Ma come arriveremo a queste ricorrenze? E avremo ancora molto da celebrare? Dipenderà da noi, dalla nostra volontà politica di rilanciare il processo di integrazione e dalla nostra capacità di mobilitare i partner europei e l’opinione pubblica attorno a nuovi obiettivi comuni. Siamo convinti che queste sfide e questo calendario vadano affrontati con coraggio e con la volontà di ripensare profondamente il modo in cui l’Europa funziona, di sfruttare al massimo tutto il Trattato di Lisbona, attuato solo in parte, e di preparare il terreno per una nuova revisione dei trattati a partire dal 2017.
Possiamo partire dal lavoro che abbiamo svolto durante la nostra Presidenza e dal nostro contributo alla riforma dell’Uem: riforma istituzionale, governo più democratico dell’euro e politica di crescita, tutela dello Stato di diritto e nuova politica dei diritti fondamentali, status europeo dei rifugiati, nuovi rapporti tra mercato unico da completare e zona euro da rafforzare, per citare solo alcune delle priorità che abbiamo portato avanti.
Soprattutto, dobbiamo sforzarci di capire, confrontandoci anche (ma non solo) con gli Stati fondatori, quanto condividiamo ancora come visione dell’Europa e se e come vogliamo veramente avanzare verso “un’Unione sempre più stretta”. Come vogliamo tutelare e promuovere i nostri valori fondanti, dove stanno i nostri interessi comuni e come vogliamo conciliare interessi nazionali e interesse europeo.

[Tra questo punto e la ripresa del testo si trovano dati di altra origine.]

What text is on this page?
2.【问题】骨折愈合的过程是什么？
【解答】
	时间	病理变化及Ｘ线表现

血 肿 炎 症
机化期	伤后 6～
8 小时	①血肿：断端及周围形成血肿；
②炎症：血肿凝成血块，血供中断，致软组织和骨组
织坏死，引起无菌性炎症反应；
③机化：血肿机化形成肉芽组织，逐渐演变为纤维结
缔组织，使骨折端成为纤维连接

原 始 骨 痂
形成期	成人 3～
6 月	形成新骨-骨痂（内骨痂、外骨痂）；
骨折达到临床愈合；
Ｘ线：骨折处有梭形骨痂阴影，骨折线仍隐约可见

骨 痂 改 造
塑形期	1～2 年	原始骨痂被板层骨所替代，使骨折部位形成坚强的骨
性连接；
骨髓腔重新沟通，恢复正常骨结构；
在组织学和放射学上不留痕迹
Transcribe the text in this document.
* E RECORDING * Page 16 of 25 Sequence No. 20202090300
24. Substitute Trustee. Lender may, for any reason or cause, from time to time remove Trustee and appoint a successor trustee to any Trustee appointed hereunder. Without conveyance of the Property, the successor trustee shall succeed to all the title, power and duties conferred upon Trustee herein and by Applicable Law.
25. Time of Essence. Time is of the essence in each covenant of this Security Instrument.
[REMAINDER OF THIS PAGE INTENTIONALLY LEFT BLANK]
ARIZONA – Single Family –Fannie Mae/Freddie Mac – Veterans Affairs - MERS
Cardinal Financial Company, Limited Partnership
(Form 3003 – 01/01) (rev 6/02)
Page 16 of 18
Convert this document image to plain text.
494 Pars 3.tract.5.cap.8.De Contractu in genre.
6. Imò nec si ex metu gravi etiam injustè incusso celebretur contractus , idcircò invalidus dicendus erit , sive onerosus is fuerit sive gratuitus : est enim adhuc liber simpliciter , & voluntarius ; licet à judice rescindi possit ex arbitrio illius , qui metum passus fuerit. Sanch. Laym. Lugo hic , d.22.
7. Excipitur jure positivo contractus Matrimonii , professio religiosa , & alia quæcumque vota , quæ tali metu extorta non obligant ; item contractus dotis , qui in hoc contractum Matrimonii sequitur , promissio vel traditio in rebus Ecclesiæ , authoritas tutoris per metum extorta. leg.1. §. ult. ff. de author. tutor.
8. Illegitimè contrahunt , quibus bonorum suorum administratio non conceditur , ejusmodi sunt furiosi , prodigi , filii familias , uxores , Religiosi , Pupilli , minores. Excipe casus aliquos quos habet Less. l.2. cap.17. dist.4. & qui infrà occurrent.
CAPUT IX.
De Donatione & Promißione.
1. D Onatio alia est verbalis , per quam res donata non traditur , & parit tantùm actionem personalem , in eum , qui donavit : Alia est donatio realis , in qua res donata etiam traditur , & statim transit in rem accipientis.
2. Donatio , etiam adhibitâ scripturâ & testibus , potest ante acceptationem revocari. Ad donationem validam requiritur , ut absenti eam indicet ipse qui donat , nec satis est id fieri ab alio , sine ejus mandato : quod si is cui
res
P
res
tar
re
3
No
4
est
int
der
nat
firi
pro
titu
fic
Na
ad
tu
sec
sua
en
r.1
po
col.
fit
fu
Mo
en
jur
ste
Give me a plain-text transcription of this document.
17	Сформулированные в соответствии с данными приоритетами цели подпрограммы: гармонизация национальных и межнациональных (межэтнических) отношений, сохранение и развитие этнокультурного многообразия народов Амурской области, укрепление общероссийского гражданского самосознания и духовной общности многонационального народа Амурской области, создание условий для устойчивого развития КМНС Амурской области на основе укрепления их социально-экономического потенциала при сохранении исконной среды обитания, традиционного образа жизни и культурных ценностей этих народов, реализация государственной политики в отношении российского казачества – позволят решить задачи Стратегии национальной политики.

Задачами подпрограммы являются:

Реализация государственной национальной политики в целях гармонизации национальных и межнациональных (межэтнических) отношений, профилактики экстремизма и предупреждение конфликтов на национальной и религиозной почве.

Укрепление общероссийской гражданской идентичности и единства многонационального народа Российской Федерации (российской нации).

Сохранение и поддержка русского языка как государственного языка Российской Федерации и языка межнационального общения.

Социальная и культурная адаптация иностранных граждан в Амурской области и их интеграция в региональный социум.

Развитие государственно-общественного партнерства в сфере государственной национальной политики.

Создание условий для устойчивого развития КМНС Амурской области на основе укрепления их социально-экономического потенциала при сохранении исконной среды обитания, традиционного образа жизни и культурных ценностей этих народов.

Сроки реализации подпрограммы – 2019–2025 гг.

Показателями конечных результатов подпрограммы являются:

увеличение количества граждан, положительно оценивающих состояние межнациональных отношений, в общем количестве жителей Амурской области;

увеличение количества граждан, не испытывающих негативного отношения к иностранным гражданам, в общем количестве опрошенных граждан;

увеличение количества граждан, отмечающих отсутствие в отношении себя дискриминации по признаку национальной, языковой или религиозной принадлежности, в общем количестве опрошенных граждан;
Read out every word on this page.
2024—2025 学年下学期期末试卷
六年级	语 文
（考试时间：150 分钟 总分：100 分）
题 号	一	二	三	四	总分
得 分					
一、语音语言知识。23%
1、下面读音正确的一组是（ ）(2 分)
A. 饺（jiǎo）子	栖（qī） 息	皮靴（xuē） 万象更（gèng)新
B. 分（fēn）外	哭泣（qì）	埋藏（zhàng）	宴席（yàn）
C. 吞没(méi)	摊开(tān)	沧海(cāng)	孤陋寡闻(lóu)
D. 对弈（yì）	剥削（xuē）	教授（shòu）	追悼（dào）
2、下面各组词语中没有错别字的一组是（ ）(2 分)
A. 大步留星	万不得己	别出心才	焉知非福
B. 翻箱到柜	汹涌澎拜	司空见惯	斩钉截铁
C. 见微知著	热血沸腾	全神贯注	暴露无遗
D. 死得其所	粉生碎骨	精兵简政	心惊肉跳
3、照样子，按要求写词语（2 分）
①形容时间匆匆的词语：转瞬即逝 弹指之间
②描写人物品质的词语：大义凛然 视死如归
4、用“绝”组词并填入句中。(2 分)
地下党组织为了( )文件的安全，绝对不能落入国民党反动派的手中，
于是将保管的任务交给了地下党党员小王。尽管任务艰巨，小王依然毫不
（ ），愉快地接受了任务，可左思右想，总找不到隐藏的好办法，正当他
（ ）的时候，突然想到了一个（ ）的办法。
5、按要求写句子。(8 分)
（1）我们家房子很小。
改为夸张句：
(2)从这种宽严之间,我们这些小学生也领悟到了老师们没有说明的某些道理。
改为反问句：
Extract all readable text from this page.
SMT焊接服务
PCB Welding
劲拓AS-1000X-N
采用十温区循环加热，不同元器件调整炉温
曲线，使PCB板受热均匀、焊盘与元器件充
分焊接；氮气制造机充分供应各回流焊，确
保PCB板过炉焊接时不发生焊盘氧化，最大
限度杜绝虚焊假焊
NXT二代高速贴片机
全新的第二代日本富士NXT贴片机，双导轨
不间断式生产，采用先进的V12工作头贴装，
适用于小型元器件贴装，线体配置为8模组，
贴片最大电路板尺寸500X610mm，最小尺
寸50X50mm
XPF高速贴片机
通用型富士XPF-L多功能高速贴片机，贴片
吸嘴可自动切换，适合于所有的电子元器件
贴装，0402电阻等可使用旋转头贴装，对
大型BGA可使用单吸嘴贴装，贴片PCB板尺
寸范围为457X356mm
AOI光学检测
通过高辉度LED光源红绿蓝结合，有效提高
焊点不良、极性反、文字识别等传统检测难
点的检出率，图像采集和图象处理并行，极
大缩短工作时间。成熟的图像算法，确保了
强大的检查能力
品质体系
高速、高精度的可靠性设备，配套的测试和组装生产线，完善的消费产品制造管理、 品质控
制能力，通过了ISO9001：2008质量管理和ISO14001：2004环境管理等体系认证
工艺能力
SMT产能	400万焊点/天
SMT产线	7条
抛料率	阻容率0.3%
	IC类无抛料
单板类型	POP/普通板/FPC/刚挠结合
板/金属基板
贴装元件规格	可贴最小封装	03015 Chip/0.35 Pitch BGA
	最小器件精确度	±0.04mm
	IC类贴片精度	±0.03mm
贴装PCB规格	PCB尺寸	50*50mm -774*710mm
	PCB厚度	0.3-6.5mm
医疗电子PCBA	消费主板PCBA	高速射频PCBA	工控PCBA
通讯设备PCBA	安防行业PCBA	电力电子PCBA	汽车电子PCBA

Dovremo anche avviare una nuova azione di informazione e mobilitazione pubblica per ricordare il successo di quel Trattato firmato sessant’anni fa e per promuovere - in stretto raccordo con la Presidenza di turno maltese del primo semestre 2017 - un dibattito pubblico sui nuovi obiettivi comuni che dobbiamo perseguire insieme e sugli strumenti per farlo: per governare l’immigrazione, rispondere al cambiamento climatico, rafforzare la legittimità democratica dell’euro, stabilizzare le aree a noi vicine, contribuire ad una nuova governance mondiale, sviluppare una nuova politica industriale e della ricerca continentale - solo per fare alcuni esempi - di quale Unione e di quali istituzioni abbiamo bisogno?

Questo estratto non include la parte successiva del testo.